In 2020 farmers stand under the growing pressure from customers, suppliers, and policy-makers. This ever-growing food demand forces the agriculture industry to seek newer ways to improve the production technology and means of crop control since the cost of a mistake is so high.
Effective decision-making requires lots of intellectual resources. Not long ago, the only room for improvement in agriculture was enhancing farming machinery technology and chemical supplement formulas. Now it’s been expanded to the digital field.
What can farmers do to improve their land-use efficiency?
The modern approach suggests using accurate material distribution such as variable rate application techniques, precise weather prediction, and remote sensing for advanced problem-spotting. Satellite monitoring technologies (and crop analysis platforms in particular) are a simple yet cost-efficient entry ticket to the future of farming. Digital tools along with satellite analytics prove especially efficient for big farmers due to good benefit-cost ratio and opportunity to save on scouting. However, it also suits small growers, providing them with a relatively cheap entry to the enterprise-level tech.
Increase profits from your field with crop monitoring platforms.
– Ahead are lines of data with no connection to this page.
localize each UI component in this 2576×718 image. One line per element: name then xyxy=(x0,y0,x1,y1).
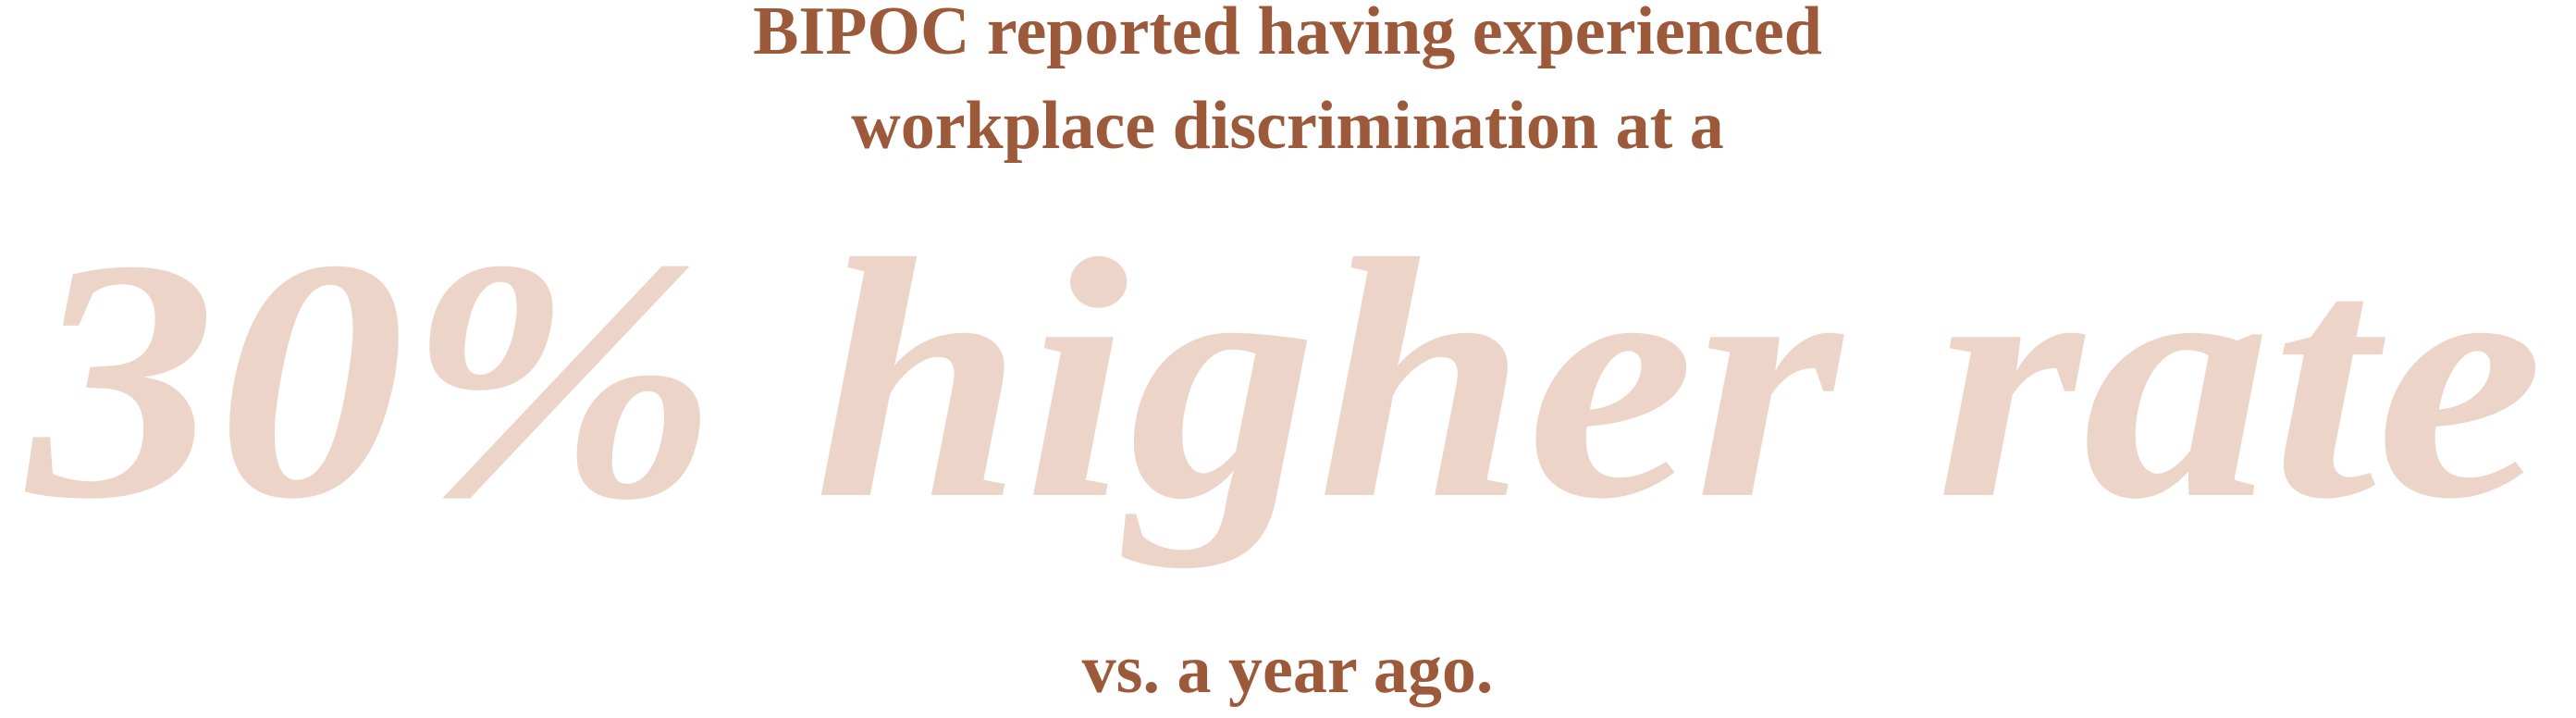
highlight-statistic: 30% higher rate xyxy=(22,190,2544,570)
footer-text: vs. a year ago. xyxy=(1082,632,1494,708)
heading-line: workplace discrimination at a xyxy=(851,88,1723,164)
heading-line: BIPOC reported having experienced xyxy=(753,0,1822,69)
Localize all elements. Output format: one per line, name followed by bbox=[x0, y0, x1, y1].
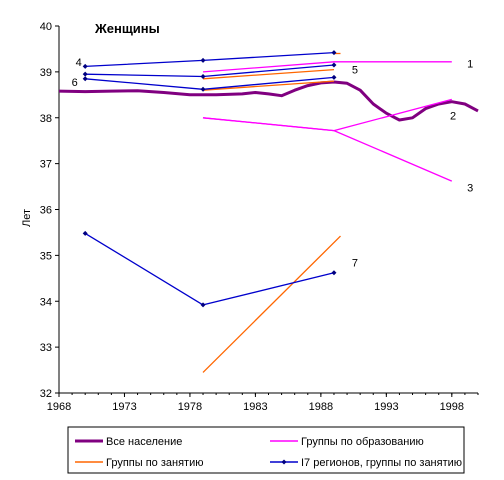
x-tick-label: 1993 bbox=[374, 401, 398, 413]
data-point-marker bbox=[331, 50, 337, 56]
x-tick-label: 1998 bbox=[440, 401, 464, 413]
data-point-marker bbox=[200, 73, 206, 79]
series-annotation: 3 bbox=[467, 182, 473, 194]
series-line-0 bbox=[58, 80, 479, 122]
data-point-marker bbox=[200, 86, 206, 92]
data-point-marker bbox=[82, 71, 88, 77]
y-tick-label: 35 bbox=[40, 250, 52, 262]
data-point-marker bbox=[200, 57, 206, 63]
legend-label: I7 регионов, группы по занятию bbox=[301, 457, 462, 469]
y-tick-label: 34 bbox=[40, 296, 52, 308]
data-point-marker bbox=[331, 74, 337, 80]
legend-label: Группы по образованию bbox=[301, 436, 424, 448]
y-tick-label: 33 bbox=[40, 342, 52, 354]
series-annotation: 6 bbox=[72, 77, 78, 89]
data-point-marker bbox=[200, 302, 206, 308]
series-line-5 bbox=[202, 80, 335, 91]
y-tick-label: 32 bbox=[40, 388, 52, 400]
data-point-marker bbox=[82, 76, 88, 82]
x-tick-label: 1988 bbox=[309, 401, 333, 413]
series-line-11 bbox=[84, 232, 335, 306]
series-markers bbox=[82, 50, 337, 308]
series-annotation: 5 bbox=[352, 65, 358, 77]
x-tick-label: 1978 bbox=[178, 401, 202, 413]
x-tick-label: 1983 bbox=[243, 401, 267, 413]
series-line-4 bbox=[202, 68, 335, 80]
x-tick-label: 1973 bbox=[112, 401, 136, 413]
series-line-3 bbox=[202, 117, 453, 182]
data-point-marker bbox=[82, 63, 88, 69]
series-annotation: 7 bbox=[352, 257, 358, 269]
legend-marker bbox=[281, 459, 287, 465]
series-lines bbox=[58, 51, 479, 373]
series-annotation: 4 bbox=[76, 57, 82, 69]
annotations: 4 6 5 1 2 3 7 bbox=[72, 57, 474, 269]
legend-label: Группы по занятию bbox=[106, 457, 203, 469]
data-point-marker bbox=[331, 62, 337, 68]
y-tick-label: 37 bbox=[40, 159, 52, 171]
y-tick-label: 38 bbox=[40, 113, 52, 125]
y-tick-label: 40 bbox=[40, 21, 52, 33]
data-point-marker bbox=[331, 270, 337, 276]
y-tick-label: 36 bbox=[40, 205, 52, 217]
chart-title: Женщины bbox=[94, 21, 160, 36]
series-annotation: 1 bbox=[467, 59, 473, 71]
legend-label: Все население bbox=[106, 436, 182, 448]
data-point-marker bbox=[82, 230, 88, 236]
x-tick-label: 1968 bbox=[47, 401, 71, 413]
legend: Все население Группы по образованию Группы… bbox=[67, 426, 465, 474]
series-annotation: 2 bbox=[450, 110, 456, 122]
series-line-7 bbox=[202, 235, 341, 373]
legend-box bbox=[67, 426, 465, 474]
y-axis-label: Лет bbox=[21, 209, 33, 227]
series-line-1 bbox=[202, 61, 452, 73]
y-tick-label: 39 bbox=[40, 67, 52, 79]
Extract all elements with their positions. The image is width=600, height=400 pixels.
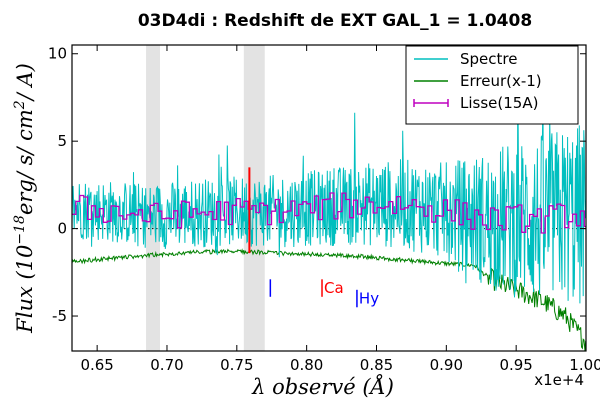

How satellite imagery and analytics help precision farming transformation?
The most obvious benefit remote sensing and monitoring platforms in particular provide is the comprehensive information that drives field management decision-making. Constantly updated data regarding vegetation health and moisture levels, for example, can point out to spots that need extra watering or fertilization (or have too much of those).
Satellite imagery is also irreplaceable in advanced farming machinery for guidance and variable rate application. For instance, the EOS Crop Monitoring platform features machine learning algorithms that automatically detect and divide fields into crop type category (currently available for Eastern Europe only), calculate field area, and display all the recorded satellite data regarding the field performance and local climate over the past few years upon request. Moreover, it enables to make crop production predictions so that one can make better management decisions.
Machine learning algorithms? What do they have to do with farming?
Satellite imagery takes lots of time to analyze manually, which is why developers train neural networks to automatically recognize the objects’ properties like crop type, field boundaries, and more. The EOS company has proved the data reliability with their comprehensive research and neural network training during the development of the Crop Map project. Crop Map was intended as a part of the World Bank and European Union cooperation with the government of Ukraine to support the agricultural sector transparency in the country. These algorithms helped revealing over 10 million acres of unauthorized land usage area.
- What can EOS Crop Monitoring tell about your field?
- With this platform, you can at least facilitate the following:
- being up-to-date with the state of your crops remotely;
- being aware in advance about weather changes and risks such as cold or heat stress;
- optimizing fertilizer application rates;
- field scouting;
- measuring precise field area;
- forecasting yields.
- How is that possible?
The application allows choosing specific fields to analyze. Then, all the relevant data will be automatically gathered and displayed. Field health information is being monitored through spectral analysis via NDVI, NDSI, and other indices. Precipitation measurements help to assess the soil moisture level while weather indicators (such as wind speed, cloud cover, temperature, and air humidity) will define if that field requires extra care. It can also point out the dependence of culture development on precipitation and temperatures. Interactive graphs with historical weather changes info as well as the forecast for the following days will contribute to field works planning and scheduling. Also, reviewing culture growth historical data allows comparing the regional metrics for yield performance from other fields and forecasting total production volume.
Are there any real cases of using this technology?
EOS Crop Monitoring was the product of choice for Agroprosperis Group (controlled by the American NCH Capital), the largest producer and exporter of wheat, soya, corn and other cultures in the Black Sea region. The company offers financial, growing, storing and exporting services for farmers.
Over the past year, the company has been looking to put Variable Rate Application into practice. By using the satellite imagery they have determined the most productive fields. The decision was to increase the dosage of nitrogen fertilizer to maximize the potential of these fields.
The old strategy implied putting fertilizers evenly distributed among all fields instead of multiplying the output from the best fields and spending fewer resources overall. Plus, 5000-7500 acres of croplands is a huge territory to look after manually. This is why using satellite imagery and crop monitoring was a commercially right decision for the company, as its top-management stated.
How to calculate potential profit from using satellite monitoring?
We know that the average yield in the US from one acre of wheat is around 48 bushels (1306 kg). Let’s review a hypothetical situation. If a 500-acre farm produces 340 tons of crop and the price will average $190 per ton, this field’s owner can lose over $6 000 of income if just 5% of that field fails.
To sum up, satellite analytics and crop monitoring platforms provide an easy and cost-efficient entry into the smart farming trend. Not to mention the fact that they indeed make the life of a farmer easier. And a farm more profitable if the provided information is being used correctly!